País pode escapar das pressões geopolíticas para se tornar fornecedor-chave de alimentos e energia, acredita o ex-presidente do Banco dos Brics

Por Guilherme Guerra — Valor – 27/11/2024 

Crises globais sucessivas, simultâneas e sem fim inspiraram pensadores a cunhar o termo “permacrise”, que chegou a ser a palavra do ano em 2022 segundo o dicionário americano Collins. Entram nesse contexto a pandemia de covid-19, a guerra na Ucrânia, depois o conflito entre Israel e Hamas, as eleições de líderes que querem reverter a ordem global das últimas décadas e, ainda, a desaceleração econômica geral — um cenário no qual o Brasil pode ficar espremido em meio aos desarranjos entre as grandes potências.

No entanto, para o economista e sociólogo brasileiro Marcos Troyjo, que foi presidente do Banco dos Brics entre 2020 e 2023, esse ambiente tumultuado pode abrir uma séria de avenidas para o Brasil nos próximos 25 anos, algo que ele chama de “polioportunidade” — isso, é claro, “se soubermos ler os sinais de maneira razoavelmente inteligente”, disse ele na conferência da HSM+, em São Paulo, na manhã desta quarta-feira.

O Brasil pode surfar em quatro grandes dinâmicas mundiais que já se consolidam, diz Troyjo. A primeira delas é o crescimento populacional em um punhado de países, a despeito do declínio geral das taxas de natalidade dos outros 90% do mundo. O crescimento deve ser puxado por Índia, Paquistão, Indonésia, Estados Unidos (com a balança de migração), Nigéria e países da África Subsaariana, como Etiópia, Congo, Tanzânia. Isso deve adicionar outras 2 bilhões de pessoas ao mundo até 2050. “Isso nos leva a questionar de onde vão vir a água, a comida, a energia e os insumos para a economia verde desses países”, afirma.

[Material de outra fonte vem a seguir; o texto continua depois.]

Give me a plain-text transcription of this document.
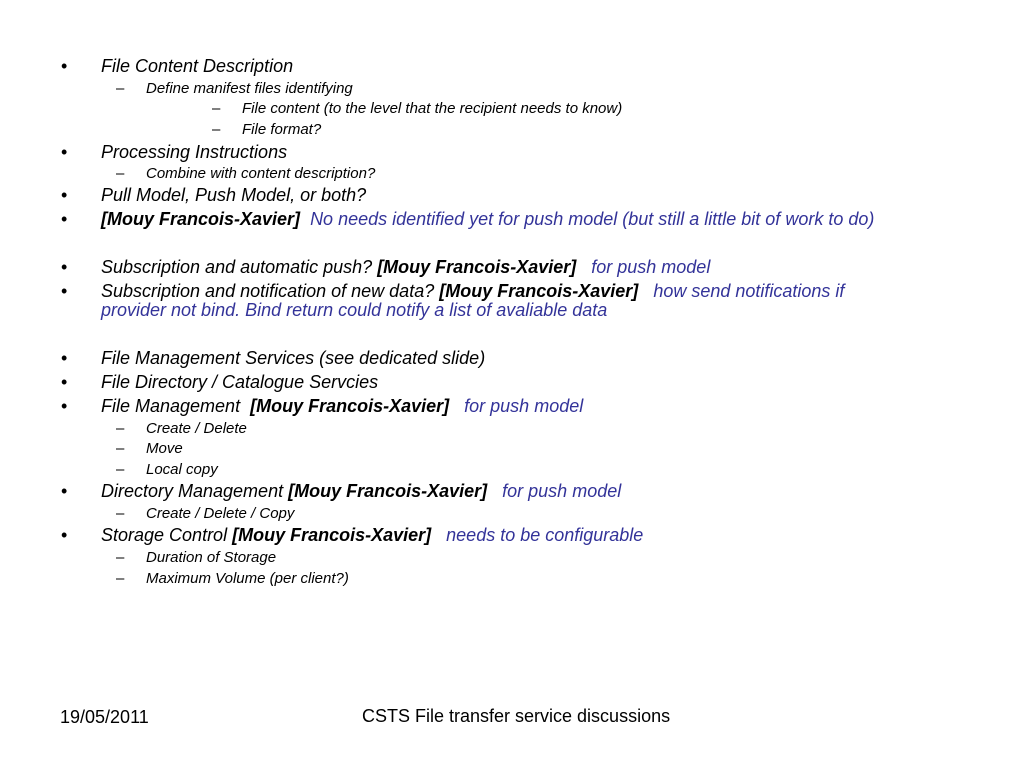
• File Content Description
– Define manifest files identifying
– File content (to the level that the recipient needs to know)
– File format?
• Processing Instructions
– Combine with content description?
• Pull Model, Push Model, or both?
• [Mouy Francois-Xavier] No needs identified yet for push model (but still a little bit of work to do)
• Subscription and automatic push? [Mouy Francois-Xavier] for push model
• Subscription and notification of new data? [Mouy Francois-Xavier] how send notifications if
provider not bind. Bind return could notify a list of avaliable data
• File Management Services (see dedicated slide)
• File Directory / Catalogue Servcies
• File Management [Mouy Francois-Xavier] for push model
– Create / Delete
– Move
– Local copy
• Directory Management [Mouy Francois-Xavier] for push model
– Create / Delete / Copy
• Storage Control [Mouy Francois-Xavier] needs to be configurable
– Duration of Storage
– Maximum Volume (per client?)
19/05/2011	CSTS File transfer service discussions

Além disso, as economias do que Troyjo chama de E7 (de países emergentes, como China, Índia, Brasil, Indonésia, México, Turquia e Arábia Saudita), e não do tradicional G7, devem se tornar cada vez mais importantes para a formação de demanda global, puxando todo o bolo de crescimento.

Por fim, a discussão do ESG deve começar a se virar para o “S” da sigla, saindo do foco ambiental (o “E”) e de governança (o “G”) para tornar-se cada vez mais social, com treinamento de talentos e aumento de produtividade populacional, questão-chave para o crescimento do Brasil nas próximas décadas. Isso vem na esteira da quarta grande tendência apontada por Troyjo, a inteligência artificial, que exige um aumento exponencial da demanda energética de fontes renováveis. Nessa área, o Brasil é tido como de grande vocação, graças ao mercado em ascensão de data centers, os armazéns de dados utilizados pelas empresas de tecnologia para treinar os modelos de IA e replicá-los pelo mundo.

“A polioportunidade para o Brasil e para as empresas está na utilização desses extraordinários excedentes que a nossa economia vai gerar a partir das suas vantagens comparativas tradicionais, como no universo de alimentos, de energia e de economia verde, para direcionar os recursos para a capacitação inédita da população”, conclui Troyjo.